Paraoxonase (PON1) is an important enzyme of the endogenous antioxidant systems. The PON1 activity was shown to be reduced and associated with atherosclerotic events in lupus patients [17], [18], [19], [20]. This may be an additional factor leading to oxidative stress, enhancing modification of plasma lipids [21], [22]. Increased anti-oxLDL level may refer to this process. Besides oxidised low-density lipoprotein and heat shock proteins, antiphospholipid antibodies (aPL) are considered as possible antigens initiating inflammatory processes in atherosclerosis [22], [23], [24]. These factors are highly supposed to influence FMD.

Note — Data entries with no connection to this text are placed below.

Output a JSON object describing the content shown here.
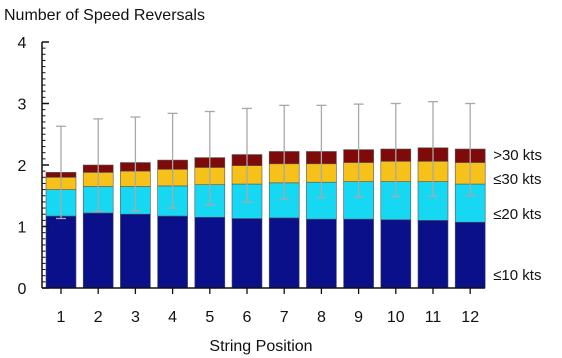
{
  "chart_data": {
    "type": "bar",
    "stacked": true,
    "title": "Number of Speed Reversals",
    "xlabel": "String Position",
    "ylabel": "",
    "ylim": [
      0,
      4
    ],
    "yticks": [
      "0",
      "1",
      "2",
      "3",
      "4"
    ],
    "grid": false,
    "legend_placement": "right",
    "categories": [
      "1",
      "2",
      "3",
      "4",
      "5",
      "6",
      "7",
      "8",
      "9",
      "10",
      "11",
      "12"
    ],
    "series": [
      {
        "name": "≤10 kts",
        "color": "#0a0f8a",
        "values": [
          1.17,
          1.22,
          1.2,
          1.17,
          1.15,
          1.13,
          1.14,
          1.12,
          1.12,
          1.11,
          1.1,
          1.07
        ]
      },
      {
        "name": "≤20 kts",
        "color": "#16d8f2",
        "values": [
          0.43,
          0.43,
          0.45,
          0.49,
          0.53,
          0.56,
          0.57,
          0.6,
          0.61,
          0.62,
          0.63,
          0.62
        ]
      },
      {
        "name": "≤30 kts",
        "color": "#f6c21a",
        "values": [
          0.2,
          0.23,
          0.25,
          0.27,
          0.28,
          0.3,
          0.31,
          0.3,
          0.31,
          0.33,
          0.33,
          0.35
        ]
      },
      {
        "name": ">30 kts",
        "color": "#7f0a0a",
        "values": [
          0.08,
          0.12,
          0.14,
          0.15,
          0.16,
          0.18,
          0.2,
          0.2,
          0.21,
          0.2,
          0.22,
          0.22
        ]
      }
    ],
    "error_bars": {
      "color": "#a9a9a9",
      "lower": [
        1.13,
        1.24,
        1.25,
        1.3,
        1.35,
        1.4,
        1.45,
        1.47,
        1.48,
        1.49,
        1.49,
        1.5
      ],
      "upper": [
        2.63,
        2.75,
        2.78,
        2.84,
        2.87,
        2.92,
        2.97,
        2.97,
        2.99,
        3.0,
        3.03,
        3.0
      ]
    }
  }
}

Another method to characterise quantitatively atherosclerotic processes is the measurement of intima-media thickness (IMT) of common carotid artery by high-resolution ultrasonography [25]. Evidences indicate correlation between IMT and cardiovascular diseases, especially with coronary heart disease [26], [27]. In a previous study, IMT in lupus patients showed the strongest correlation with the fact of having lupus [28]. This observation also suggests shared pathogenic pathways in SLE and atherosclerosis.

The aim of the present study was to measure endothelial dysfunction in lupus patients and healthy subjects with a non-invasive method. Our goal was also to find correlation between flow-mediated vasodilation of brachial artery and risk factors together with atherosclerotic complications in lupus patients.